Germanic mythology is fated to remain comparatively unknown. The Germanic tribes and Norsemen did not create copious written texts recording their religious beliefs. Our most extensive sources, the two Eddur (singular: Edda), exist because the newly-Christianized Icelanders of the thirteenth century decided to preserve their old pagan poems and stories. It is a good thing that copying ancient texts was a popular Icelandic pastime! (A product, no doubt, of stereotypical Nordic diligence and lack of alternative activities on the island.) The Eddur, written in the thirteenth century, reflect oral traditions going back to the ninth through the twelfth centuries.

The Eddur express the ethos of the medieval Norsemen as a competitive, dynamic, and warlike people, a people who lived in a truly inhospitable far northern climate as thrifty farmers, seafaring traders and explorers, and bandits and conquerors. The Vikings’ accomplishments include the discovery of the Americas, the colonization of Iceland, the conquest of Normandy and Sicily, and possibly the foundation of the first Russian state (Kievan Rus). The so-called Poetic Edda, as the name suggests, preserves various poems, most notably the Hávamál, or Sayings of the High One, a compendium of wise proverbs. The Prose Edda of Snorri Sturluson recounts the tales in a more straightforward style and often comments on the poems.

The Vikings’ world was one of warriors and explorers, questing for power and wisdom. Young men are expected to take risks, travel, and fight to establish themselves in the world:

Young men who have not yet taken possession of a farm are called drengir while they build up their resources and reputations. If they travel from country to country, they are called fardrengir [traveling lads]. If they serve kings they are called the king’s drengir, and the same designation is used for men who serve magnates and property holders and for men who are ambitious and manly. (118)

This is a world in which “to become renowned, [one] has to place [one]self in danger” (Gylfaginning, 34). A childless man’s kingdom was like a flightless featherless hawk, “disabled” and without a future (Skaldskaparmal, 7).

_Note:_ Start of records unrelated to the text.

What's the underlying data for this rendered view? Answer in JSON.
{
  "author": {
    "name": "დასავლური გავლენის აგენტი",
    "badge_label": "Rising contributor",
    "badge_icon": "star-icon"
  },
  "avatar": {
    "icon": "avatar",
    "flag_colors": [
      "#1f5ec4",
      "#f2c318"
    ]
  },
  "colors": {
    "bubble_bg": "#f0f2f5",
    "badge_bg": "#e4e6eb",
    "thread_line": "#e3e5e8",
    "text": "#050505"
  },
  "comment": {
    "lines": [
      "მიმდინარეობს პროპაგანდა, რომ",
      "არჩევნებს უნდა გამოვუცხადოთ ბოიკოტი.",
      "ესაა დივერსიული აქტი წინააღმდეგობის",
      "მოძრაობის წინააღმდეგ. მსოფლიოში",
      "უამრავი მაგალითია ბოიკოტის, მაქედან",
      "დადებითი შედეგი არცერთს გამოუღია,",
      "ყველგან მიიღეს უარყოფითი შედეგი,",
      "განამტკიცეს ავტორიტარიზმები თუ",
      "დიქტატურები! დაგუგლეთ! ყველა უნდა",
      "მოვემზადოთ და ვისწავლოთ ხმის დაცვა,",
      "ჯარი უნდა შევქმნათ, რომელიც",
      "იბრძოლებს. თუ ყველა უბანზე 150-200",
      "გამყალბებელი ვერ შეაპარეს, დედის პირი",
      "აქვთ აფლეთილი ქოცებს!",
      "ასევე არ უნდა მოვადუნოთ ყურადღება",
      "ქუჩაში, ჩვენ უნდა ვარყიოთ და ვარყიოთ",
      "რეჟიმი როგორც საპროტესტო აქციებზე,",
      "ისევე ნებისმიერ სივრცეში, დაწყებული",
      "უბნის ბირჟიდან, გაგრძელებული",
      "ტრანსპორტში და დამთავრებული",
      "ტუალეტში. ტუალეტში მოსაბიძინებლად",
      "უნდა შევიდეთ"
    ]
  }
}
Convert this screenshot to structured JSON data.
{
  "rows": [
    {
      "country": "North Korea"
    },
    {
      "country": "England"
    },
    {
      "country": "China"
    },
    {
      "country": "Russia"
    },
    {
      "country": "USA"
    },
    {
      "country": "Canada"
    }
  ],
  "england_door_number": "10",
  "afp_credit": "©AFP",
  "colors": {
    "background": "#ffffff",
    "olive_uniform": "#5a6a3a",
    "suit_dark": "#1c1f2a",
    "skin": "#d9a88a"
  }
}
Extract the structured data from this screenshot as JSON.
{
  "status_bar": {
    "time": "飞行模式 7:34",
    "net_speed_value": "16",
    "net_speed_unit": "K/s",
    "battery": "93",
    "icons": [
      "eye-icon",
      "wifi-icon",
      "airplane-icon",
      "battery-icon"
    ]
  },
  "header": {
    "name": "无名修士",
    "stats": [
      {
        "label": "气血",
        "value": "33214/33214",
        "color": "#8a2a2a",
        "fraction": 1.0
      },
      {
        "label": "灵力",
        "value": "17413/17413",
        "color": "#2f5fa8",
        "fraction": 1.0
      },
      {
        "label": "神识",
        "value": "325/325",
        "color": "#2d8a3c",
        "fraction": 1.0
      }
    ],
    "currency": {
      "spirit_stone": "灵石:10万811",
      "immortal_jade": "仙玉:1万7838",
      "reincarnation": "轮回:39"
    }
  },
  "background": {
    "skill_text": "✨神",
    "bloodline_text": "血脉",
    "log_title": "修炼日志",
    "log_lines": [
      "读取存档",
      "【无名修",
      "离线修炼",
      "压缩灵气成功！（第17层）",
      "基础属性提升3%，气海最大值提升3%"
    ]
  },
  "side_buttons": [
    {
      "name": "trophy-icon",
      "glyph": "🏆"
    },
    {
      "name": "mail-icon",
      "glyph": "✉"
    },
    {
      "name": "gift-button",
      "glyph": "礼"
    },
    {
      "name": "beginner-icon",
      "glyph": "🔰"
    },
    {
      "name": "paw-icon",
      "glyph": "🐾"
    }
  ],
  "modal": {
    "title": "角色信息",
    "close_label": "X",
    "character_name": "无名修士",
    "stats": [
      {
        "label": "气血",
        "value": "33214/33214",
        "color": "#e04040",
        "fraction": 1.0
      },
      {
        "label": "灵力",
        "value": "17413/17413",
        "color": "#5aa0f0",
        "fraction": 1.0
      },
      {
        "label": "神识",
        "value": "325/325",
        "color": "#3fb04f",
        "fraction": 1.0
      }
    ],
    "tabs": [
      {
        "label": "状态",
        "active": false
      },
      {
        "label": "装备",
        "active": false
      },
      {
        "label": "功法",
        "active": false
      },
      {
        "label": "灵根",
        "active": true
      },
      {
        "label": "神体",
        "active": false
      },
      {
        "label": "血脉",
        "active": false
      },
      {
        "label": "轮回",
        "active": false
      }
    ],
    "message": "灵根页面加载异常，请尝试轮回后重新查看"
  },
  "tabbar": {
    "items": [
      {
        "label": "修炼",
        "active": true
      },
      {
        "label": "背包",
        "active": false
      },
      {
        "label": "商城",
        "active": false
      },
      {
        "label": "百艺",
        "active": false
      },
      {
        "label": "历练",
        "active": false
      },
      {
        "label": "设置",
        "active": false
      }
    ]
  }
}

Warriors have a central place in Norse poetry and mythology. Odin is “the highest and oldest of the gods . . . all serve him as children do their father. . . . He is called Father of the Slain, because all who fall in battle are his adopted sons” (Gylf., 20). Battle is called “the wind, tumult, and din of weapons, and of shields, and of Odin, and of the Valkyrie and of invading kings” (115). Those who fall in battle ascend to Valhalla, a hall lit with shining swords, with the help of the Valkyrie warrior-maidens. They then feast and fight daily until the end of the world.

Life is central to Norse mythology in the most literal sense. The Earth itself is like a living being and nourishes all life:

[T]he earth and animals and birds were in some ways similar, even though their natures were not alike. One of the earth’s features is that, when the high mountains are dug into, water springs up, and even in deep valleys it is not necessary to dig down any further for water. The same is true in animals and birds, whose blood is equally close to the surface on the head and feet. . . . People think of rocks and stones as comparable to the teeth and bones of living creatures. Thus they understand that the earth is alive and has a life of its own. They also know that, in terms of years, the earth is wondrously old and powerful in its own nature. It gives birth to all living things and claims ownership over all that dies. For this reason, they gave it a name and traced their origins to it. (Prologue, 1)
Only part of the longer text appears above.